Eyalete vardıktan üç gün sonra Festus, Sezariye’den Yeruşalim’e gitti.
قیصریہ پہنچنے کے تین دن بعد فیستس یروشلم چلا گیا۔
Başkâhinlerle Yahudiler’in ileri gelenleri, Pavlus’la ilgili şikâyetlerini ona açıkladılar. Festus’tan kendilerine bir iyilikte bulunmasını isteyerek Pavlus’u Yeruşalim’e getirtmesi için yalvardılar. Bu arada pusu kurup Pavlus’u yolda öldüreceklerdi.
وہاں راہنما اماموں اور باقی یہودی راہنماؤں نے اُس کے سامنے پولس پر اپنے الزامات پیش کئے۔ اُنہوں نے بڑے زور سے
Başkâhinlerle Yahudiler’in ileri gelenleri, Pavlus’la ilgili şikâyetlerini ona açıkladılar. Festus’tan kendilerine bir iyilikte bulunmasını isteyerek Pavlus’u Yeruşalim’e getirtmesi için yalvardılar. Bu arada pusu kurup Pavlus’u yolda öldüreceklerdi.
منت کی کہ وہ اُن کی رعایت کر کے پولس کو یروشلم منتقل کرے۔ وجہ یہ تھی کہ وہ گھات میں بیٹھ کر راستے میں پولس کو قتل کرنا چاہتے تھے۔
Festus ise Pavlus’un Sezariye’de tutuklu bulunduğunu, kendisinin de yakında oraya gideceğini söyleyerek, “Aranızda yetkili olanlar benimle gelsinler; bu adam yanlış bir şey yapmışsa, ona karşı suç duyurusunda bulunsunlar” dedi.

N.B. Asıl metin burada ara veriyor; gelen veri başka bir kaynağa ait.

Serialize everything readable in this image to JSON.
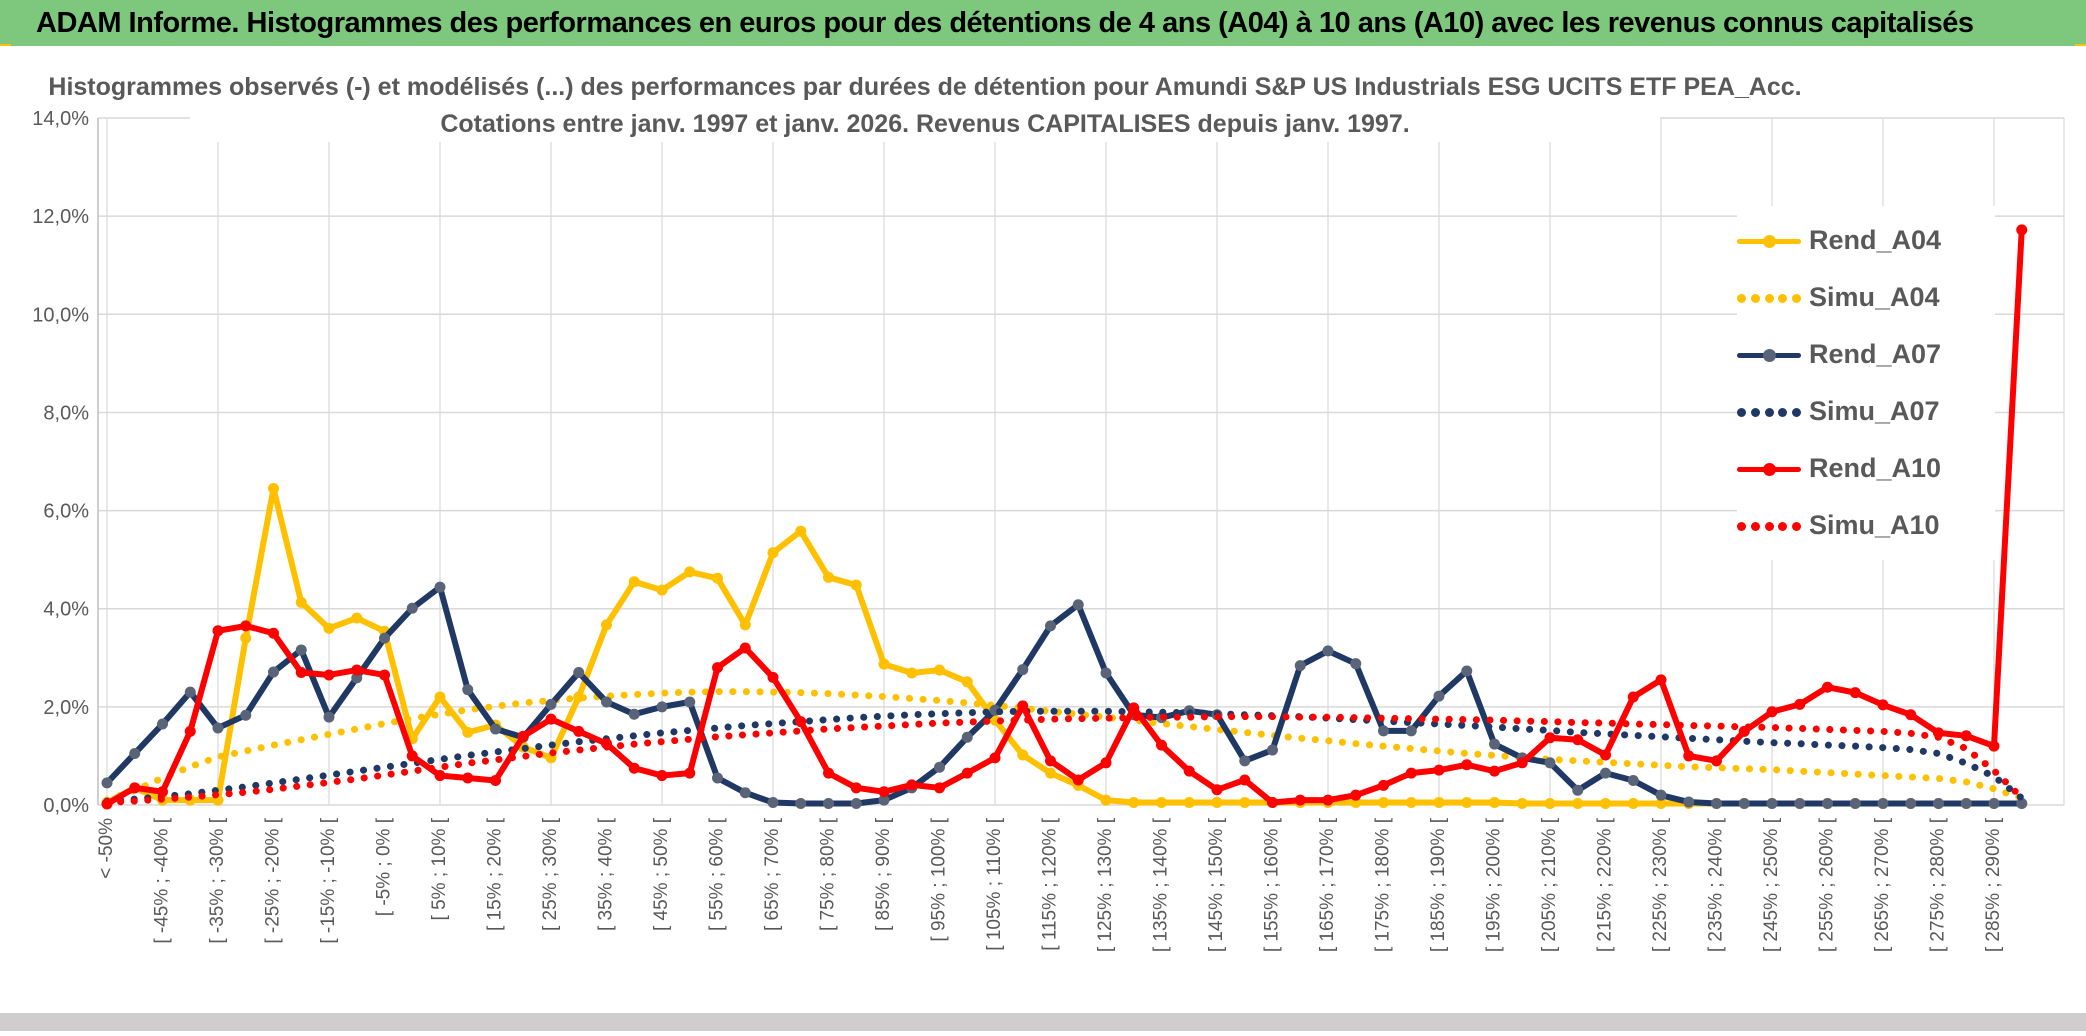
{
  "header": {
    "title": "ADAM Informe. Histogrammes des performances en euros pour des détentions de 4 ans (A04) à 10 ans (A10) avec les revenus connus capitalisés",
    "bar_color": "#7EC87E",
    "accent_color": "#FFC000"
  },
  "chart_data": {
    "type": "line",
    "title": "Histogrammes observés (-) et modélisés (...) des performances par durées de détention pour Amundi S&P US Industrials ESG UCITS ETF PEA_Acc.",
    "subtitle": "Cotations entre janv. 1997 et janv. 2026. Revenus CAPITALISES depuis janv. 1997.",
    "ylabel": "",
    "xlabel": "",
    "ylim": [
      0,
      14
    ],
    "y_tick_step": 2,
    "y_tick_labels": [
      "0,0%",
      "2,0%",
      "4,0%",
      "6,0%",
      "8,0%",
      "10,0%",
      "12,0%",
      "14,0%"
    ],
    "grid": true,
    "x_label_every_n_points": 2,
    "x_gridline_every_n_points": 4,
    "legend_position": "right-inside",
    "x_labels": [
      "< -50%",
      "[ -45% ; -40% [",
      "[ -35% ; -30% [",
      "[ -25% ; -20% [",
      "[ -15% ; -10% [",
      "[ -5% ; 0% [",
      "[ 5% ; 10% [",
      "[ 15% ; 20% [",
      "[ 25% ; 30% [",
      "[ 35% ; 40% [",
      "[ 45% ; 50% [",
      "[ 55% ; 60% [",
      "[ 65% ; 70% [",
      "[ 75% ; 80% [",
      "[ 85% ; 90% [",
      "[ 95% ; 100% [",
      "[ 105% ; 110% [",
      "[ 115% ; 120% [",
      "[ 125% ; 130% [",
      "[ 135% ; 140% [",
      "[ 145% ; 150% [",
      "[ 155% ; 160% [",
      "[ 165% ; 170% [",
      "[ 175% ; 180% [",
      "[ 185% ; 190% [",
      "[ 195% ; 200% [",
      "[ 205% ; 210% [",
      "[ 215% ; 220% [",
      "[ 225% ; 230% [",
      "[ 235% ; 240% [",
      "[ 245% ; 250% [",
      "[ 255% ; 260% [",
      "[ 265% ; 270% [",
      "[ 275% ; 280% [",
      "[ 285% ; 290% ["
    ],
    "series": [
      {
        "name": "Rend_A04",
        "style": "solid",
        "color": "#FFC000",
        "marker_color": "#FFC000",
        "values": [
          0.05,
          0.35,
          0.1,
          0.1,
          0.1,
          3.4,
          6.45,
          4.13,
          3.6,
          3.81,
          3.54,
          1.35,
          2.2,
          1.48,
          1.63,
          1.18,
          0.96,
          2.2,
          3.67,
          4.55,
          4.38,
          4.75,
          4.62,
          3.67,
          5.14,
          5.58,
          4.64,
          4.48,
          2.87,
          2.69,
          2.75,
          2.51,
          1.73,
          1.02,
          0.65,
          0.4,
          0.1,
          0.05,
          0.05,
          0.05,
          0.05,
          0.05,
          0.05,
          0.05,
          0.05,
          0.05,
          0.05,
          0.05,
          0.05,
          0.05,
          0.05,
          0.03,
          0.03,
          0.03,
          0.03,
          0.03,
          0.03,
          0.03,
          0.03,
          0.03,
          0.03,
          0.03,
          0.03,
          0.03,
          0.03,
          0.03,
          0.03,
          0.03,
          0.03,
          0.03
        ]
      },
      {
        "name": "Simu_A04",
        "style": "dotted",
        "color": "#FFC000",
        "values": [
          0.1,
          0.3,
          0.55,
          0.78,
          0.98,
          1.1,
          1.22,
          1.33,
          1.44,
          1.55,
          1.66,
          1.76,
          1.85,
          1.94,
          2.01,
          2.08,
          2.13,
          2.18,
          2.22,
          2.25,
          2.28,
          2.3,
          2.31,
          2.31,
          2.3,
          2.29,
          2.27,
          2.24,
          2.21,
          2.17,
          2.13,
          2.08,
          2.03,
          1.97,
          1.91,
          1.85,
          1.79,
          1.73,
          1.66,
          1.6,
          1.54,
          1.48,
          1.42,
          1.36,
          1.31,
          1.25,
          1.2,
          1.15,
          1.1,
          1.05,
          1.01,
          0.97,
          0.93,
          0.9,
          0.87,
          0.84,
          0.81,
          0.78,
          0.76,
          0.74,
          0.72,
          0.69,
          0.66,
          0.63,
          0.6,
          0.57,
          0.54,
          0.47,
          0.33,
          0.14
        ]
      },
      {
        "name": "Rend_A07",
        "style": "solid",
        "color": "#1F3864",
        "marker_color": "#5A6478",
        "values": [
          0.45,
          1.05,
          1.65,
          2.3,
          1.57,
          1.83,
          2.71,
          3.16,
          1.79,
          2.59,
          3.4,
          4.01,
          4.44,
          2.35,
          1.55,
          1.38,
          2.05,
          2.7,
          2.1,
          1.85,
          2.0,
          2.1,
          0.55,
          0.25,
          0.05,
          0.03,
          0.03,
          0.03,
          0.1,
          0.35,
          0.77,
          1.38,
          1.93,
          2.76,
          3.65,
          4.08,
          2.69,
          1.84,
          1.78,
          1.92,
          1.84,
          0.9,
          1.12,
          2.84,
          3.14,
          2.88,
          1.51,
          1.51,
          2.22,
          2.73,
          1.24,
          0.96,
          0.86,
          0.3,
          0.65,
          0.5,
          0.2,
          0.06,
          0.03,
          0.03,
          0.03,
          0.03,
          0.03,
          0.03,
          0.03,
          0.03,
          0.03,
          0.03,
          0.03,
          0.03
        ]
      },
      {
        "name": "Simu_A07",
        "style": "dotted",
        "color": "#1F3864",
        "values": [
          0.08,
          0.12,
          0.17,
          0.23,
          0.3,
          0.37,
          0.45,
          0.53,
          0.61,
          0.69,
          0.77,
          0.85,
          0.93,
          1.01,
          1.08,
          1.15,
          1.22,
          1.29,
          1.35,
          1.41,
          1.47,
          1.52,
          1.57,
          1.62,
          1.66,
          1.7,
          1.74,
          1.78,
          1.81,
          1.84,
          1.86,
          1.88,
          1.9,
          1.91,
          1.91,
          1.91,
          1.91,
          1.9,
          1.89,
          1.88,
          1.86,
          1.84,
          1.82,
          1.8,
          1.77,
          1.74,
          1.71,
          1.68,
          1.65,
          1.62,
          1.59,
          1.55,
          1.52,
          1.48,
          1.45,
          1.42,
          1.39,
          1.36,
          1.33,
          1.3,
          1.27,
          1.25,
          1.22,
          1.2,
          1.17,
          1.13,
          1.05,
          0.85,
          0.58,
          0.14
        ]
      },
      {
        "name": "Rend_A10",
        "style": "solid",
        "color": "#FF0000",
        "marker_color": "#FF0000",
        "values": [
          0.02,
          0.35,
          0.27,
          1.5,
          3.55,
          3.65,
          3.5,
          2.7,
          2.65,
          2.75,
          2.65,
          1.0,
          0.6,
          0.55,
          0.5,
          1.4,
          1.75,
          1.5,
          1.25,
          0.75,
          0.6,
          0.65,
          2.8,
          3.2,
          2.6,
          1.7,
          0.65,
          0.35,
          0.27,
          0.41,
          0.35,
          0.65,
          0.96,
          2.02,
          0.9,
          0.51,
          0.86,
          1.98,
          1.22,
          0.69,
          0.31,
          0.51,
          0.05,
          0.1,
          0.1,
          0.2,
          0.4,
          0.65,
          0.71,
          0.82,
          0.69,
          0.86,
          1.37,
          1.33,
          1.02,
          2.2,
          2.55,
          1.0,
          0.9,
          1.5,
          1.9,
          2.05,
          2.4,
          2.29,
          2.04,
          1.84,
          1.47,
          1.41,
          1.2,
          11.72
        ]
      },
      {
        "name": "Simu_A10",
        "style": "dotted",
        "color": "#FF0000",
        "values": [
          0.05,
          0.08,
          0.12,
          0.16,
          0.21,
          0.26,
          0.32,
          0.39,
          0.46,
          0.53,
          0.61,
          0.69,
          0.77,
          0.85,
          0.92,
          0.99,
          1.06,
          1.12,
          1.18,
          1.24,
          1.29,
          1.34,
          1.39,
          1.43,
          1.47,
          1.51,
          1.55,
          1.58,
          1.61,
          1.64,
          1.67,
          1.69,
          1.71,
          1.73,
          1.75,
          1.76,
          1.77,
          1.78,
          1.79,
          1.79,
          1.8,
          1.8,
          1.8,
          1.79,
          1.79,
          1.78,
          1.77,
          1.76,
          1.75,
          1.74,
          1.73,
          1.71,
          1.7,
          1.68,
          1.67,
          1.65,
          1.64,
          1.62,
          1.61,
          1.59,
          1.58,
          1.56,
          1.54,
          1.52,
          1.5,
          1.46,
          1.38,
          1.15,
          0.7,
          0.15
        ]
      }
    ]
  },
  "legend": {
    "items": [
      {
        "label": "Rend_A04"
      },
      {
        "label": "Simu_A04"
      },
      {
        "label": "Rend_A07"
      },
      {
        "label": "Simu_A07"
      },
      {
        "label": "Rend_A10"
      },
      {
        "label": "Simu_A10"
      }
    ]
  },
  "colors": {
    "grid": "#D9D9D9",
    "axis": "#BFBFBF",
    "tick_text": "#595959",
    "title_text": "#595959",
    "bottom_strip": "#CFCDCD"
  }
}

لیکن فیستس نے جواب دیا، ”پولس کو قیصریہ میں رکھا گیا ہے اور مَیں خود وہاں جانے کو ہوں۔
Festus ise Pavlus’un Sezariye’de tutuklu bulunduğunu, kendisinin de yakında oraya gideceğini söyleyerek, “Aranızda yetkili olanlar benimle gelsinler; bu adam yanlış bir şey yapmışsa, ona karşı suç duyurusunda bulunsunlar” dedi.
اگر اُس سے کوئی جرم سرزد ہوا ہے تو آپ کے کچھ راہنما میرے ساتھ وہاں جا کر اُس پر الزام لگائیں۔“
Festus, onların arasında sadece sekiz on gün kadar kaldı; sonra Sezariye’ye döndü. Ertesi gün yargı kürsüsüne oturarak Pavlus’un getirilmesini buyurdu.
فیستس نے مزید آٹھ دس دن اُن کے ساتھ گزارے، پھر قیصریہ چلا گیا۔ اگلے دن وہ عدالت کرنے کے لئے بیٹھا اور پولس کو لانے کا حکم دیا۔
Pavlus içeri girince, Yeruşalim’den gelen Yahudiler çevresini sardılar ve kanıtlayamadıkları birçok ağır suçlamada bulundular.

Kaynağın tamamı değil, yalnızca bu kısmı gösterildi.